Manchester United 8 - 2 Arsenal (28 August 2011)
Loving a football club is irrational. Hating Manchester United on the other hand is just common sense. I live in London, which means I'm constantly surrounded by approximately 70% of the United fan base (the remaining 30% being spread over Asia and seemingly anywhere but Manchester). Aside from the humiliation of being absolutely hammered, for the week that followed I had to put up with these morons who probably couldn't even point to Lancashire on a map boasting about how 'they' had apparently 'achieved something'. Normally I can shut these idiots up by asking how many times they've been to Old Trafford or asking them to name the three managers before Alex Ferguson without using Wikipedia. But after shipping eight goals, I had nothing.

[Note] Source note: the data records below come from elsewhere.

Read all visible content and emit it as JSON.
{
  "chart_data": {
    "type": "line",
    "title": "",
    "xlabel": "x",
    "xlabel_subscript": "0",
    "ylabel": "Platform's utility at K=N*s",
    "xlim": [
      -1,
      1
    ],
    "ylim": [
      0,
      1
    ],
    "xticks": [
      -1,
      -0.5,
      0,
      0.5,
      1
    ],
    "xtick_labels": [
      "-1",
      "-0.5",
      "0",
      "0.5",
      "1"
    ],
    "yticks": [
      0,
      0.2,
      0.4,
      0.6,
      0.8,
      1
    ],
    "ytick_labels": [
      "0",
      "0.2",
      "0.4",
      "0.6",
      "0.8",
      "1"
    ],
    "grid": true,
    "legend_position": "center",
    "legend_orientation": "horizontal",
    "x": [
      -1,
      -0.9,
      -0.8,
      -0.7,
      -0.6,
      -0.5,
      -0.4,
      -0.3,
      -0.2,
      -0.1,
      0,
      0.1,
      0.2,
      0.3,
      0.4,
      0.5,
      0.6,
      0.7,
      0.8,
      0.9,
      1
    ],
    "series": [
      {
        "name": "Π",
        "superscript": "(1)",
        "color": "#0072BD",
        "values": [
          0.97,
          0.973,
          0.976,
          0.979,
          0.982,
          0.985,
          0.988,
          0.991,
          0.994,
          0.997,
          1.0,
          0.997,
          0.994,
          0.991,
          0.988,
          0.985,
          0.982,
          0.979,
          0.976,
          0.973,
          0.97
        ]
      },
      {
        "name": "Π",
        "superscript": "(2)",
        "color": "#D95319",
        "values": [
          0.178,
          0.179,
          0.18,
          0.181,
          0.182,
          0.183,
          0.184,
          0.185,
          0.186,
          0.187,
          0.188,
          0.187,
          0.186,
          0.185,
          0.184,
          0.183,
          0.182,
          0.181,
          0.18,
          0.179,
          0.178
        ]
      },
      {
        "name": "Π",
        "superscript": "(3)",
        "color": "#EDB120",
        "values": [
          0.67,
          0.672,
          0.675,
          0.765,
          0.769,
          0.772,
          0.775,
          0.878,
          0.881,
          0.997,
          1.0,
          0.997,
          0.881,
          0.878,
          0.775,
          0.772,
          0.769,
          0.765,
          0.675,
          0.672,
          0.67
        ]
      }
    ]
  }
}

Redknapp: Not Guilty (8 Feb 2012)
Earlier this year I experienced the pain of admitting Tottenham were now a better side than Arsenal. This is down to one man: Harry Redknapp. Since seeing him join the scum in 2008 and watching him turn the club around so dramatically, I have wished Harry be sacked, taken seriously ill or imprisoned. After several alleged deals with the devil, 'Arry has managed to dodge all three bullets, leaving me in the most embarrassing position imaginable for any Arsenal fan: backing the incumbent Spurs manager for the England job. If you're looking for the definition of self-loathing...
AC Milan 4 - 0 Arsenal (15 Feb 2012)
Thierry Henry makes me feel things that would disturb even psychiatrists. When he returned to the club in January I was happy to see him back, but feared where this would end. I couldn't have predicted just how excruciating his final game for Arsenal would be. As we both watched the club we love leave the footballing elite, possibly forever, I wondered if that night he too thought "is this the last time Arsenal will play a Champion's League game in Milan?"
And finally...
Arsenal v Tottenham (26 Feb 2012)
For the first time in my life I am going into this game assuming defeat. Last season's home loss to Tottenham was almost a relief - it was over and done with and we were still ahead of them in the league. This year, we will be 13 points behind and in a dog fight for European qualification. The way we are playing, it's not a fight I would back us in.
This, I fear, is what mediocrity feels like. And I think we may have to get used to it.